La condena llega apenas una semana después de que finalizase el juicio, el primero en la historia democrática de España que sentaba en el banquillo a un fiscal general en ejercicio. El motivo del proceso ha sido la filtración de un correo electrónico en el que la defensa de Alberto González Amador, pareja de la presidenta madrileña Isabel Díaz Ayuso, reconocía la comisión de un fraude a Hacienda para intentar llegar a un pacto.
Según la información facilitada por EFE, la resolución del alto tribunal no se limita a la pena de inhabilitación y multa.

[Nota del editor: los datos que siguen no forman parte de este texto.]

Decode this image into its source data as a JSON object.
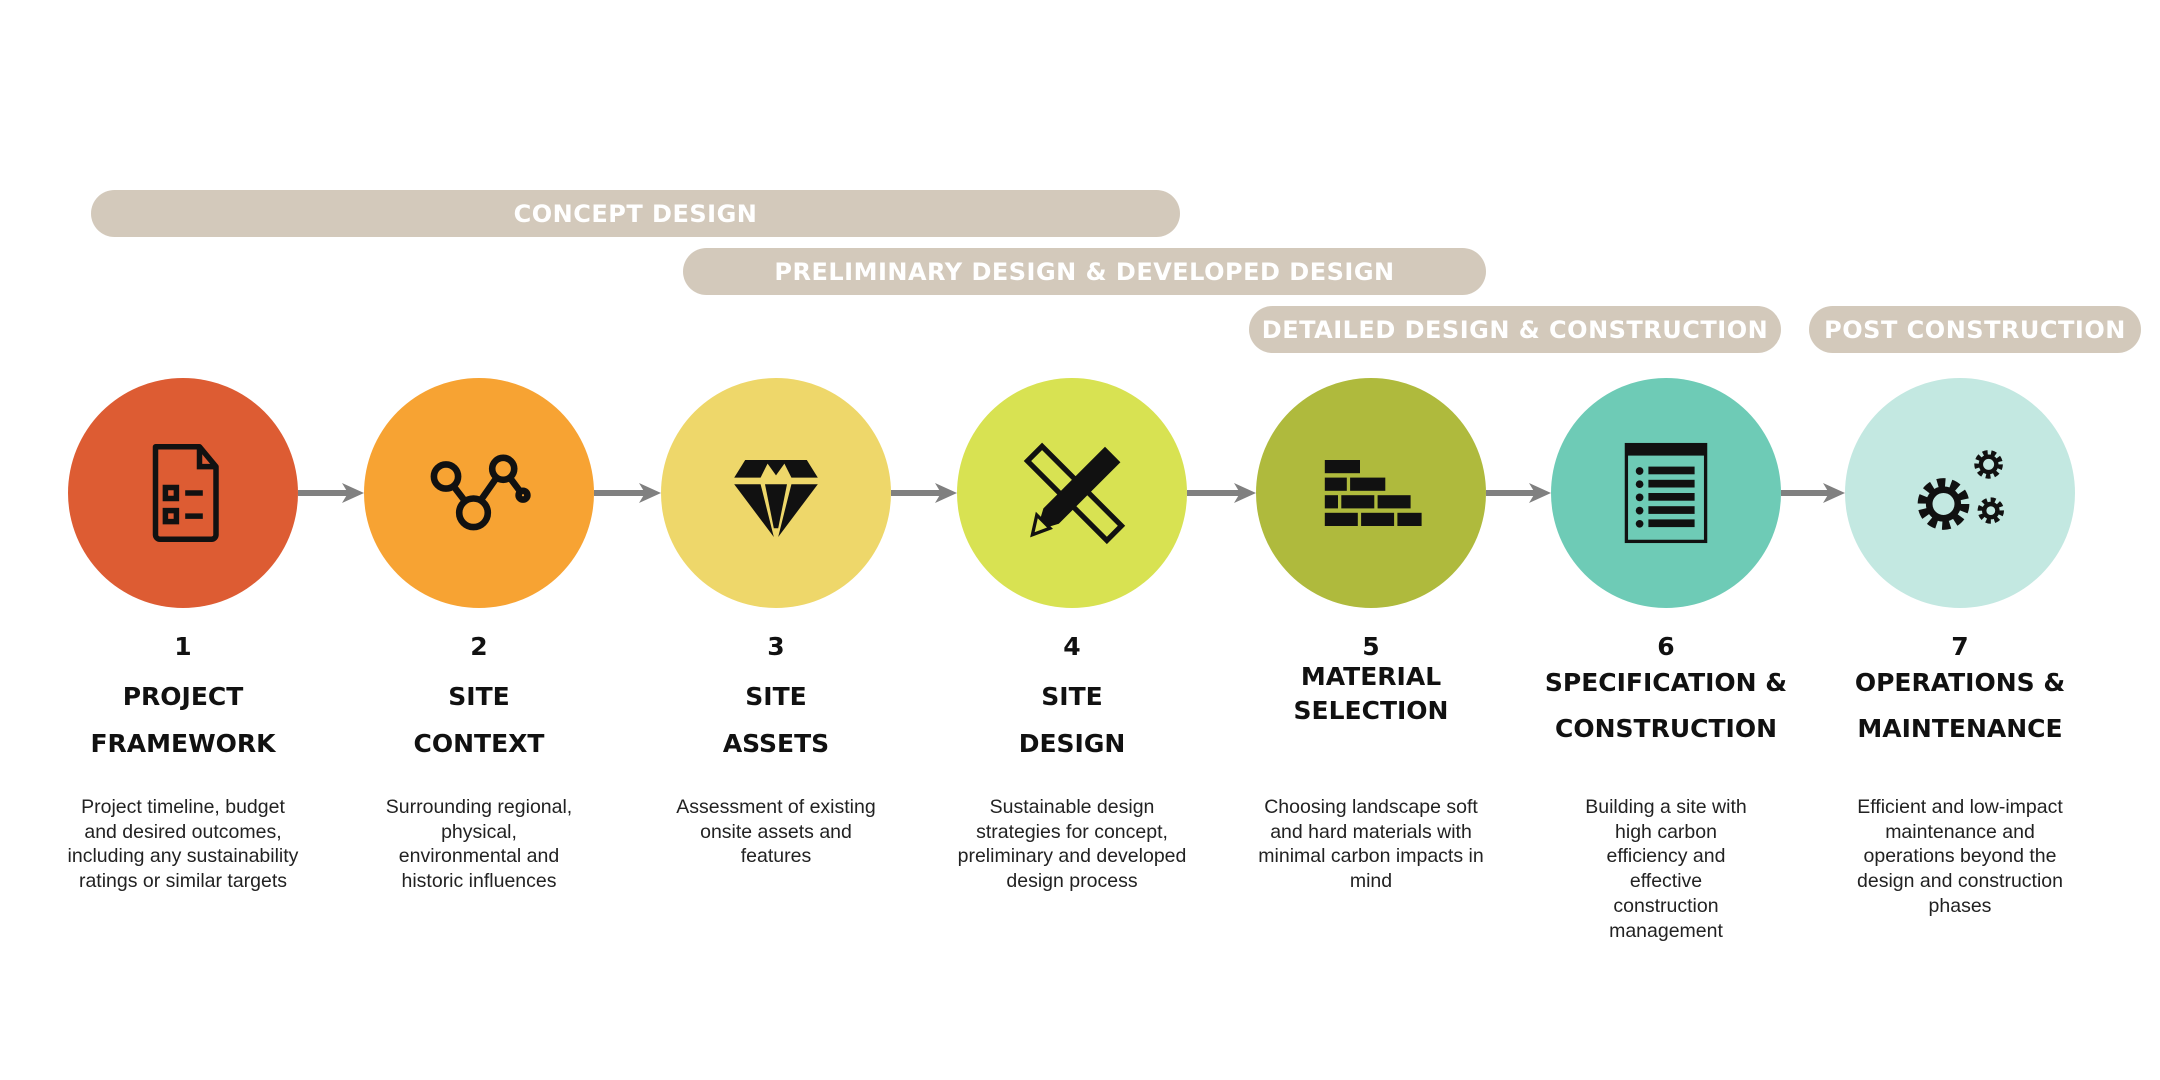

El Supremo ha fijado además una indemnización de 10.000 euros que García Ortiz deberá abonar a González Amador en concepto de daños morales, así como el pago de las costas procesales generadas durante el juicio.
División en la Sala
La decisión no ha sido unánime. De los siete magistrados que componen el tribunal, dos han mostrado su desacuerdo con la condena. Las juezas del ala progresista, Ana María Ferrer y Susana Polo, han emitido un voto particular discrepante, distanciándose del criterio de la mayoría.
Esta falta de consenso ha tenido consecuencias procesales inmediatas: el presidente de la Sala de lo Penal, Andrés Martínez Arrieta, ha tenido que asumir la ponencia de la sentencia —la redacción del texto final— ante la discrepancia de las magistradas que no comparten el fallo condenatorio.